Money in the bank. All bills paid. The job under control, except for the
Cultural Commission. Even that had a calming effect on him. Like a boring concert, where the music never changed, the commission gave him three hours a week in which he had to sit still, his brain in neutral, his motor idling. He couldn't get away with sleeping during the meetings, but he'd managed to catch up on his reading.
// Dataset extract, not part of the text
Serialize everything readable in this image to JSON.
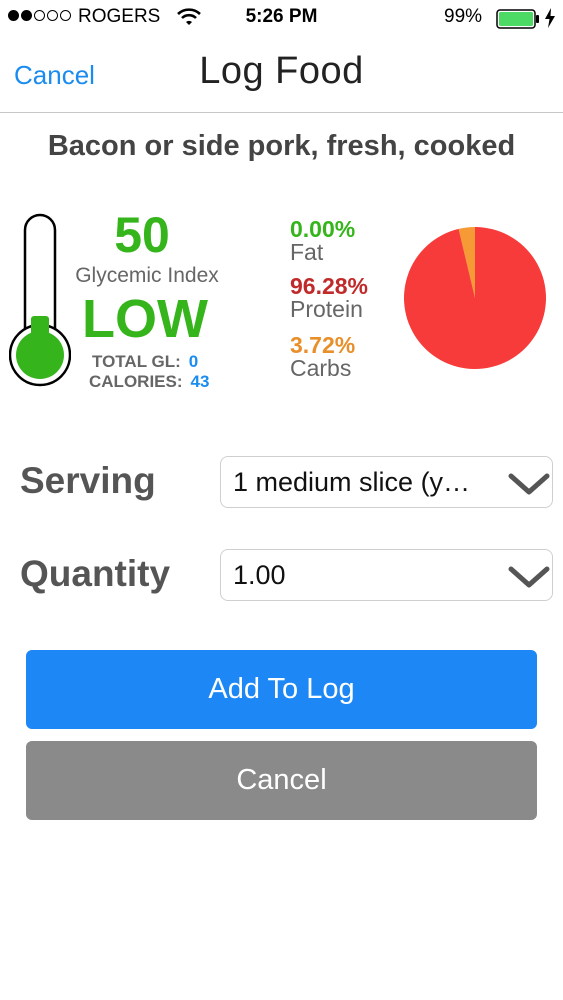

Earlier in the year, before the Forty Days and Forty Nights, he'd felt himself on shaky ground, poised between sanity and another bout of depression. Marcy
Sherrill had changed that, at least. He felt as good as he could remember, if somewhat detached, disengaged, floating. His oldest childhood friend, a nun who was also a professor at St. Anne's College, had gone on a summer mission to Guatemala, giving thanks for a successful recovery from a terrible beating; half of his friends were on vacation. Crime, improbably, was down across the board.
And it was summer: a good one.
Lucas had been working four days a week, spending the three-day weekends at his cabin in Wisconsin. Five years past, a Northwoods neighbor, a flat-nosed guy from Chicago, had stocked a pond with large-mouth bass. Now the pond was getting good. Every morning, early morning, Lucas would walk a half-mile over to the
Chicago guy's house, push an old green flat-bottomed John boat into the water, and throw poppers and streamer flies at the lily pads until the sun got high.
The weight of the world dissolved in the mirror flashes of the smooth black water, the smell of the summer pollen, hot in the sun – the sun on his shoulders ? Eand the stillness of the woods.
Barbara Allen had been killed on a Thursday. Lucas tucked the memory of her sightless, upside-down body into a large mental file stuffed with similar images, and closed the file. On Thursday night, he left for the cabin. He missed
Friday's paper, but saw a Pioneer Press in a Hayward store window on Saturday morning: The main Page One story was headlined, 'Husband Questioned In Heiress
Slaying.'
On Sunday, the Star-Tribune's front-page piece started under a headline that said, 'Allen Murder Baffles Police' while the Pioneer Press went with 'Allen
Murder Puzzles Cops.' Lucas said to himself, 'Uh-oh.'
On Monday morning, he walked, whistling, into City Hall and bumped into Sherrill and Black. 'You were gonna keep me updated,' he said.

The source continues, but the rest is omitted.